Oltre la tecnica: abitare il proprio corpo
Molti artisti incontrano il Rolfing durante le fasi più intense della loro carriera. Quello che scoprono è un’esperienza di una precisione inaudita. Come sottolineato da molti professionisti, il Rolfing non "aggiunge" qualcosa di esterno, ma chiarisce ciò che è già presente nel corpo del danzatore.
La sensazione è quella di un "momento aha!": la postura diventa più organizzata, l’orientamento spaziale più nitido e la terra non è più solo una superficie su cui poggiare, ma un sostegno dinamico.
"Oggi, poiché mi sento sostenuto dal suolo, funziono meglio – la mia immagine corporea sono semplicemente io."

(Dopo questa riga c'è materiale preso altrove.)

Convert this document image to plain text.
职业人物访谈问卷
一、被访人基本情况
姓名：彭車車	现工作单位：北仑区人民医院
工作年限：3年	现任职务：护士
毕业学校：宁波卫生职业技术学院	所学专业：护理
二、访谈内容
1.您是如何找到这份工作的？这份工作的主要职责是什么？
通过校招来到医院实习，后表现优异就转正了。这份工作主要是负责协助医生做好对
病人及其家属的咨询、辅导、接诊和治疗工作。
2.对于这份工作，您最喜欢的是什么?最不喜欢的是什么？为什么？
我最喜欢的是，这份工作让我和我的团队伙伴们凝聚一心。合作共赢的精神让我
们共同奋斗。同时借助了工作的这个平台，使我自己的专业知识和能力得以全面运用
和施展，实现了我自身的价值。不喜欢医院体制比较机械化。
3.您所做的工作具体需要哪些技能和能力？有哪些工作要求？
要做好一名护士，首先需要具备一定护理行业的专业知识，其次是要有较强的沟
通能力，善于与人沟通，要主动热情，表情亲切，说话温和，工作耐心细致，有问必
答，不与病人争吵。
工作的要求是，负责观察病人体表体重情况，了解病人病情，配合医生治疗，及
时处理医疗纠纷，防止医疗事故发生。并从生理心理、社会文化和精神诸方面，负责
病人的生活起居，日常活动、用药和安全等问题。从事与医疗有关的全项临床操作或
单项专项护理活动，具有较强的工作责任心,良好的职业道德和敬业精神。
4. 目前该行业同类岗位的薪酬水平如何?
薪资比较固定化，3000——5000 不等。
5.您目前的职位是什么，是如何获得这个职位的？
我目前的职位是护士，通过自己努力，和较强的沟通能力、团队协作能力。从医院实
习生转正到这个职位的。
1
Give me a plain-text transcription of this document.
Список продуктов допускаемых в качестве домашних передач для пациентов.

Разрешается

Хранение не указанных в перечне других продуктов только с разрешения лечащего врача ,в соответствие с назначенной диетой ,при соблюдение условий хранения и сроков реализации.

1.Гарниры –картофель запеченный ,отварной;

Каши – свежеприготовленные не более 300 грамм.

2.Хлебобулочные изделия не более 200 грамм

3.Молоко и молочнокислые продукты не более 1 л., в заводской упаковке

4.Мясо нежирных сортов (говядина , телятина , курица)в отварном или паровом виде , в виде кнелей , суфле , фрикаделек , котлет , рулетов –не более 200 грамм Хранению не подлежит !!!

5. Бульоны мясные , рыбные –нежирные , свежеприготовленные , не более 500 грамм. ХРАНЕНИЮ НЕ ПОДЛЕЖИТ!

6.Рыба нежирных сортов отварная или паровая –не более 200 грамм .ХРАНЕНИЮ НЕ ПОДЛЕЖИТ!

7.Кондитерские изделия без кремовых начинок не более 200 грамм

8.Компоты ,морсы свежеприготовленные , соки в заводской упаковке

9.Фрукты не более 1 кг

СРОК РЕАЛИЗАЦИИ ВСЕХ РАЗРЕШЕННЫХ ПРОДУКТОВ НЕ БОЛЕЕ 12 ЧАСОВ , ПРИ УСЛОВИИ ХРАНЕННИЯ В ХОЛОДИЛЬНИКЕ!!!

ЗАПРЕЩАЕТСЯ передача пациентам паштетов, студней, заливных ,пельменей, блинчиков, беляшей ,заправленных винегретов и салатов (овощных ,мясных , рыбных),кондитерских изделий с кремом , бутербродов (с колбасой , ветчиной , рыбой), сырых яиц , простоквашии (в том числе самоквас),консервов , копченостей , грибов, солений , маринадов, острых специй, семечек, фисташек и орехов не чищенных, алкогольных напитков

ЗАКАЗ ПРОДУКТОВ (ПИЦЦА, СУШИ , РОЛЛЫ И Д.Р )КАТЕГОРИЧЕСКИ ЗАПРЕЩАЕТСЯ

— Nicola Carofiglio, danzatore e Rolfer
Un invito per i Danzatori e un promemoria per i Rolfer
Per il pubblico dei danzatori, il Rolfing rappresenta la possibilità di trasformare il rapporto con la gravità da una lotta a una danza armoniosa. È un invito ad ascoltare le domande a cui la sola tecnica spesso non sa rispondere, trovando sollievo e nuove sfumature espressive.
Per i Rolfer, questo dialogo con il mondo della danza è un richiamo alla bellezza intrinseca del nostro lavoro. Leggere un corpo che danza significa leggere una storia di intelligenza e adattabilità. Come dice la Rolfer Lea Kabirschke: "Essere un danzatore arricchisce il mio lavoro come Rolfer, perché leggere un corpo diventa naturale". Questa stessa naturalezza è quella che ogni Rolfer cerca di restituire al cliente, aiutandolo a ritrovare la propria "onda sonora".
Abbiamo bisogno di un dialogo sempre più stretto tra queste due discipline. Perché, in fondo, sia la danza che il Rolfing cercano la stessa cosa: l’integrità dell'essere umano nel movimento.
Citando Jennifer-Lynn Crawford:
"Abbiamo bisogno di più Rolfer-danzatori e più danzatori-Rolfer per dare forma al potenziale in entrambi i campi."
Sia che tu sia un professionista sul palco, un insegnante o un operatore del benessere, il Rolfing ti offre le chiavi per abitare il corpo non come un limite, ma come un compagno d'avventura resiliente e vibrante.
Questo articolo trae ispirazione e rielabora i contenuti della pubblicazione originale: "From Dance to Rolfing® - A Professional Pathway for Dancers" di Jennifer-Lynn Crawford, disponibile sul sito della European Rolfing Association (rolfing.org).
Fonti e citazioni incluse:
- Russell Maliphant (Coreografo e Rolfer)
- Jennifer-Lynn Crawford (Danzatrice e Rolfer)
- Nicola Carofiglio (Danzatore e Rolfer)
- Lea Kabirschke (Danzatrice e Rolfer)
- Pina Bausch (Coreografa e danzatrice)
- Hubert Godard (Danzatore e istruttore Rolf Movement™)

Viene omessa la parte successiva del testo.